The HPMA is also coordinating with the State of Hawaii Health Planning Development Agency to establish a family-physician medical school and residency program in part designed for master's-level graduates in psychology or social work enrolled at the School of Psychology at the University of Hawaii. Program supporters believe that these graduates would be better trained to address the substance abuse and mental health problems that predominate in rural, low-income settings where psychiatrists and mental health professionals are in short supply.

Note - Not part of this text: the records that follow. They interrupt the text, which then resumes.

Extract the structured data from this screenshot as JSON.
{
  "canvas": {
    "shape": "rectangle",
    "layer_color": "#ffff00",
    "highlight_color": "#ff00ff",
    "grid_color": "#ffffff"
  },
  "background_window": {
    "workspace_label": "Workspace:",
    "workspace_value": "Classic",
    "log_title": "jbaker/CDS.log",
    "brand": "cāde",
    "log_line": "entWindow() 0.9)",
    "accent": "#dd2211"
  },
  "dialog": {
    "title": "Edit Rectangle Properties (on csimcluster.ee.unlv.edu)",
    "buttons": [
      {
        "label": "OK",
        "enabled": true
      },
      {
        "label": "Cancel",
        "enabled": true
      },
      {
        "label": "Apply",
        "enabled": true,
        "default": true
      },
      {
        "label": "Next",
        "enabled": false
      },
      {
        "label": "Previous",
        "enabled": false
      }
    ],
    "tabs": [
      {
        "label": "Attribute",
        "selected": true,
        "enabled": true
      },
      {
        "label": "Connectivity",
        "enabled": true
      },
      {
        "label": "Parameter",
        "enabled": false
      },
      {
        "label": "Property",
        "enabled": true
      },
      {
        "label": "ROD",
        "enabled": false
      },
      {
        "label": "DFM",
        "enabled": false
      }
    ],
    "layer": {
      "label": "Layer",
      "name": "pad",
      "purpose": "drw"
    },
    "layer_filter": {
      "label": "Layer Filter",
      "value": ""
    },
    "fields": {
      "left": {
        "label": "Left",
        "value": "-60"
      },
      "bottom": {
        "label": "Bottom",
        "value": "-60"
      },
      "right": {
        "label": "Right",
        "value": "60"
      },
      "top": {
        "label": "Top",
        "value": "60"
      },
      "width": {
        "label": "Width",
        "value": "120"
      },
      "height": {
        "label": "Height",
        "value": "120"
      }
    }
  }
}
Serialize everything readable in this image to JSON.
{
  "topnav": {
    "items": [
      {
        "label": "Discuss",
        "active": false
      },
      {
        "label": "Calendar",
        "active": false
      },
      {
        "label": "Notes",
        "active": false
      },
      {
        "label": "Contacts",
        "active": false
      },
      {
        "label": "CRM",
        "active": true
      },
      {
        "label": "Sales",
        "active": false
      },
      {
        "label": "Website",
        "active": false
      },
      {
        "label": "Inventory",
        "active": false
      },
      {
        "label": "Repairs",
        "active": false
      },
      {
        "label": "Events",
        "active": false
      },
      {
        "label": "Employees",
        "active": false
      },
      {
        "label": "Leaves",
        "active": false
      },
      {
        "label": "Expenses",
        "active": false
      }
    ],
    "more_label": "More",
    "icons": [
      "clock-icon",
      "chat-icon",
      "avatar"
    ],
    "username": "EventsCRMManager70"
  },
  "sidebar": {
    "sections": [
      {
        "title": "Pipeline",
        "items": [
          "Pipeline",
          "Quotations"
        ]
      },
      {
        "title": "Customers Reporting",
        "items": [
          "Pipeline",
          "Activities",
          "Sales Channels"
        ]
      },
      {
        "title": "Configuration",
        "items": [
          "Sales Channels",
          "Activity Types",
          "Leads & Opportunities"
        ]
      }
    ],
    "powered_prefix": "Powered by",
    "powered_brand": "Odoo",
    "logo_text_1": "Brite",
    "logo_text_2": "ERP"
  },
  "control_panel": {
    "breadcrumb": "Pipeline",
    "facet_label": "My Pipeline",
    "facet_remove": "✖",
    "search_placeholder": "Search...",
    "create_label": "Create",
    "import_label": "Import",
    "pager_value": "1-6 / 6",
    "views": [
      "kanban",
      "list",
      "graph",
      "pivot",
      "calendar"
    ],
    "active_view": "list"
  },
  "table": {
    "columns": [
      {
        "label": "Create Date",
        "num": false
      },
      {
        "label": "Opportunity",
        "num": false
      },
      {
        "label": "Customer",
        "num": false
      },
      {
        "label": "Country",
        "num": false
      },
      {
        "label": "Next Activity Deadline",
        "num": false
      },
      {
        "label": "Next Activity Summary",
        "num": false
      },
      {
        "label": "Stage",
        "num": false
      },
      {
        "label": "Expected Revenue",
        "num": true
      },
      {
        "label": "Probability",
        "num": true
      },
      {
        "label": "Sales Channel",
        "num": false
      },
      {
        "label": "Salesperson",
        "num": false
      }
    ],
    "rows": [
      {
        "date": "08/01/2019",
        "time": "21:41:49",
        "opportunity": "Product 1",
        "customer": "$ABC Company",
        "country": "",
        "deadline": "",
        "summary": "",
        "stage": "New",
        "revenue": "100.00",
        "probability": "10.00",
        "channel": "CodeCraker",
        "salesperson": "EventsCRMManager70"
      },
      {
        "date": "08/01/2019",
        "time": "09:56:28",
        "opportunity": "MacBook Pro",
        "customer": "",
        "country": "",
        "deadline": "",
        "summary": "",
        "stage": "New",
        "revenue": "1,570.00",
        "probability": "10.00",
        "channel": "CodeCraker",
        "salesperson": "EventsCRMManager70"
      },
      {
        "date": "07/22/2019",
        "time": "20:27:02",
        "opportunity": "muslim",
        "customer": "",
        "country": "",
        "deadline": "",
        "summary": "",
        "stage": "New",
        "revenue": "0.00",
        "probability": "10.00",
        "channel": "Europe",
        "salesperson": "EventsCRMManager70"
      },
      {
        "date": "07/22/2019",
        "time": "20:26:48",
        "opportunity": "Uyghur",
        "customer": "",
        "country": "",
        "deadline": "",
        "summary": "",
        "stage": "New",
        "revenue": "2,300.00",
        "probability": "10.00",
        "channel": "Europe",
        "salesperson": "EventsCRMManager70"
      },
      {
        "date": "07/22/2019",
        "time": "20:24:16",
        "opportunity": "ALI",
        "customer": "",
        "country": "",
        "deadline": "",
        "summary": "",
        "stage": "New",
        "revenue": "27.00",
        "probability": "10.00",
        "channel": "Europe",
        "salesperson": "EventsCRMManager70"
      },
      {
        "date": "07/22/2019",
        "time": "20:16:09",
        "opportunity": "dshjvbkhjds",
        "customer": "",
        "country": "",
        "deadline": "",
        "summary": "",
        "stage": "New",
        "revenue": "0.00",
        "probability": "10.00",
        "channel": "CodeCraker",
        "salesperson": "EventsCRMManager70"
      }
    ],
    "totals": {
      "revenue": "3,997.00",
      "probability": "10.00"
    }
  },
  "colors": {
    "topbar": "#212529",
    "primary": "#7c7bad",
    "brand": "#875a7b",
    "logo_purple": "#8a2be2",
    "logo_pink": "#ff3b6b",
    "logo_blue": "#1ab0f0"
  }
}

“These would still not be the specialists in mental health, but they would be better able to respond and triage and refer patients to a psychiatrist when necessary.” The graduates would be licensed physicians with a background in psychology, Hemmings said.

Return of Bill Likely

A psychologist-prescribing bill is likely to return in future legislative sessions. The 2006 version would have required psychopharmacological training from an institution of higher learning approved by the state psychology board. It also would have required a one-year supervised practicum involving 400 hours treating at least 100 patients with mental disorders. The practicum was to be supervised by a “licensed health care provider who is experienced in the provision of psychopharmacotherapy” (Psychiatric News, April 7). The prescriptive authority would have sunset in 2013 unless legislators extended it.

The bill's supporters, including the Hawaii Psychological Association and the Hawaii Primary Care Association—composed of directors of the state's community health centers—said it would benefit patients at rural community health centers who can wait from six weeks to three months to see a psychiatrist. They noted that in 2004 only six psychiatrists served in three of Hawaii's 13 community health centers, compared with 10 psychologists who served in nine of the centers.

Centers Avoid Hiring Psychiatrists

Hawaii psychiatrists and other physicians said that the access problem stems in part from the refusal of community health centers to hire psychiatrists. The claims that psychologist prescribing would provide cost-effective assistance ignores the likely need for an expensive quality-assurance system for the new prescribing group, money that would be better spent hiring a psychiatrist in every clinic, said opponents of the bill.

Hawaii psychiatrist Jeffrey Akaka, M.D., who lobbied against the bill, compared it to allowing “trained mechanics who never went to pilot school [to fly] a gassed-up Boeing 767 full of passengers.”

“It doesn't matter if the mechanic spent seven years studying how to repair airplane-cabin cooling systems or reading pilot journals. Nothing short of pilot school with thousands of hours of training under the supervision of pilots gets you a commercial pilot's license to fly human beings,” he said

In a letter to Hawaii state senators, the American Osteopathic Association wrote that “effective use of medications to treat brain disorders requires medical training with a thorough understanding of physiology, chemistry, drug interactions, and medical problems that may masquerade as or cause brain malfunctions.”

House members sought to limit potential dangers of psychologist prescribing by amending the bill to limit allowed medications under an “exclusionary formulary” to antidepressants, benzodiazepines, and possibly Ritalin and barbiturates.

The Senate's Committee on Health approved the bill, but the Committee on Commerce, Consumer Protection, and Housing took no action, stalling its progress.

The HPMA has opposed psychologist prescribing for more than 20 years. It has fought 25 psychology prescribing bills in that time.

A copy of the nonbinding resolution is posted at<www.capitol.hawaii.gov/site1/docs/getstatus.asp?qu=SCR113&showstatus=on&showtext=on&showcommrpt=on&press1=docs>.